A TALENTED teenage musician from Joseph Rowntree School, in York, is one of the top young violinists in the country.

Year 11 student Jacob George has been selected to play with the National Youth Orchestra of Great Britain after a gruelling audition process which involved performing his own work, being interviewed in Leeds and then playing as part of a workshop in London to see how he played in a group.

The school’s head of performing arts, Rachael Clarke, said: “What Jacob has done is remarkable. He is not yet 16 and is playing first violin – the most important section in violins – and he’s now one of only 70 kids in the UK to have made it into the orchestra.

“We are all really proud of his achievement at the school.”

Both Jacob’s parents are musicians and he started playing the violin when he was in his first year at Park Grove Primary School.

Jacob said: “My parents didn’t make me play the violin, I just took it up because there was always music at home.”

Currently, Jacob plays for the North Yorkshire Schools Symphony Orchestra as lead violin and also plays in the young symphonia, which is a smaller orchestra made up of children from all over the north east of England and North Yorkshire who play at the Sage in Gateshead.

He is studying music at GCSE and wants to go on to study it at A-level. He hopes to teach music as a side-line in later life – though he says career-wise he wants to become an architect or interior designer.

Last year Jacob passed his grade-eight violin examination with distinction and said he could not believe it when the email came through to say he’d made it into the NYO.

He said: “I was just ecstatic.
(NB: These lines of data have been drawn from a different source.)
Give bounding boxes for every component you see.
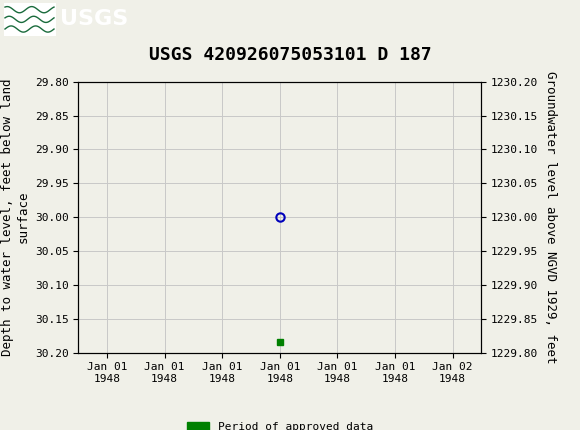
Legend: Period of approved data: Period of approved data bbox=[182, 418, 378, 430]
Y-axis label: Groundwater level above NGVD 1929, feet: Groundwater level above NGVD 1929, feet bbox=[544, 71, 557, 363]
Y-axis label: Depth to water level, feet below land
surface: Depth to water level, feet below land su… bbox=[1, 78, 29, 356]
FancyBboxPatch shape bbox=[4, 3, 56, 36]
Text: USGS 420926075053101 D 187: USGS 420926075053101 D 187 bbox=[148, 46, 432, 64]
Text: USGS: USGS bbox=[60, 9, 128, 29]
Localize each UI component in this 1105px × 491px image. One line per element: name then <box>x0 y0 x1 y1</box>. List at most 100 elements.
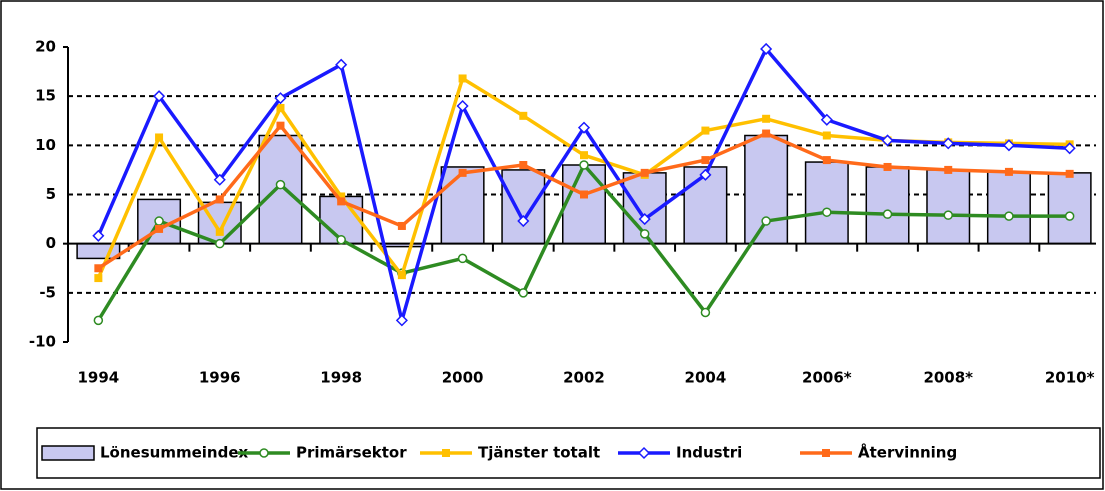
legend-label: Lönesummeindex <box>100 444 248 462</box>
point <box>276 103 285 112</box>
point <box>456 99 469 113</box>
point <box>1065 169 1074 178</box>
point <box>519 111 528 120</box>
point <box>822 156 831 165</box>
bar <box>562 164 606 245</box>
bar <box>501 169 546 245</box>
bar <box>440 166 485 245</box>
x-tick-label: 2006* <box>802 369 852 387</box>
point <box>579 160 589 170</box>
point <box>152 90 166 103</box>
y-tick-label: -10 <box>29 333 56 351</box>
x-tick-label: 2000 <box>442 369 484 387</box>
point <box>822 207 832 217</box>
point <box>942 137 955 150</box>
point <box>881 134 894 147</box>
point <box>215 227 224 236</box>
x-tick-label: 2002 <box>563 369 605 387</box>
point <box>762 114 771 123</box>
point <box>275 179 286 190</box>
point <box>94 264 103 273</box>
point <box>761 216 771 226</box>
x-tick-label: 2008* <box>923 369 973 387</box>
point <box>518 288 529 298</box>
x-tick-label: 1998 <box>320 369 362 387</box>
legend-label: Primärsektor <box>296 444 407 462</box>
point <box>335 58 348 71</box>
y-tick-label: -5 <box>39 283 56 301</box>
point <box>701 156 710 165</box>
legend-label: Industri <box>676 444 742 462</box>
point <box>1064 211 1075 221</box>
y-tick-label: 0 <box>46 234 56 252</box>
point <box>700 307 711 318</box>
point <box>397 221 406 230</box>
legend-marker <box>442 449 450 457</box>
legend-marker <box>259 448 269 458</box>
bar <box>744 134 789 245</box>
point <box>215 195 224 204</box>
point <box>457 253 468 264</box>
bar <box>926 169 971 245</box>
legend-label: Tjänster totalt <box>478 444 600 462</box>
y-tick-label: 20 <box>35 38 56 56</box>
point <box>155 224 164 233</box>
point <box>337 197 346 206</box>
point <box>517 214 530 228</box>
point <box>762 129 771 138</box>
point <box>213 173 226 186</box>
point <box>882 209 893 219</box>
y-tick-label: 15 <box>35 87 56 105</box>
legend-box <box>36 427 1101 479</box>
legend-marker <box>822 449 830 457</box>
bar <box>258 134 303 245</box>
point <box>699 168 712 181</box>
bar <box>986 171 1031 245</box>
bar <box>865 166 910 245</box>
point <box>336 234 346 245</box>
point <box>1002 139 1016 152</box>
point <box>580 190 588 199</box>
point <box>92 229 105 242</box>
point <box>1004 211 1014 221</box>
point <box>155 133 164 142</box>
point <box>1063 142 1076 155</box>
point <box>215 238 225 249</box>
point <box>458 74 467 83</box>
point <box>397 271 406 280</box>
point <box>94 274 103 283</box>
point <box>93 315 104 326</box>
point <box>820 113 833 126</box>
point <box>337 192 346 201</box>
legend-marker <box>637 446 651 460</box>
point <box>1004 167 1013 176</box>
point <box>822 131 831 140</box>
bar <box>1047 172 1092 245</box>
bar <box>804 161 849 245</box>
x-tick-label: 1996 <box>199 369 241 387</box>
y-tick-label: 10 <box>35 136 56 154</box>
point <box>519 161 528 169</box>
point <box>883 162 892 171</box>
point <box>154 216 164 226</box>
point <box>639 229 650 239</box>
x-tick-label: 2010* <box>1045 369 1095 387</box>
x-tick-label: 1994 <box>77 369 119 387</box>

When I was practising for the auditions I was doing two hours most days and I have never practised so much in my life.”

Jacob will play with the first violins next in Liverpool on January 5, following a residential course with the youth orchestra over the Christmas holidays. Next summer he will play in a televised performance at The Proms in the Royal Albert Hall.

He said: “I don’t get nervous when I’m playing in a group normally, but I think I’ll be pretty nervous playing at The Proms on the TV.”

He said his friends had been really supportive throughout the audition process and Mrs Clarke said the Year 11 music group will be going to Liverpool to support Jacob.

She said: “It was their suggestion and they are really keen to go and support him.”

Mrs Clarke said Jacob’s success has helped create a real buzz around performing arts at the school which is already a thriving department.

She said preparations were well under way for the next school musical, We Will Rock You, which is taking place from February 6 to 9 next year, building on the success of previous school musicals Joseph and RENT.

She said: “We had more than 250 auditions for the show, which is a testament to just how much the school loves the performing arts. And as well as Jacob’s success, we have got a lot of pupils who sing in the National Youth Choir.”

On a Friday lunchtime the school uses their huge atrium, known as the Hubb, to stage performances at 1.40pm with the whole school coming together to watch and listen to them.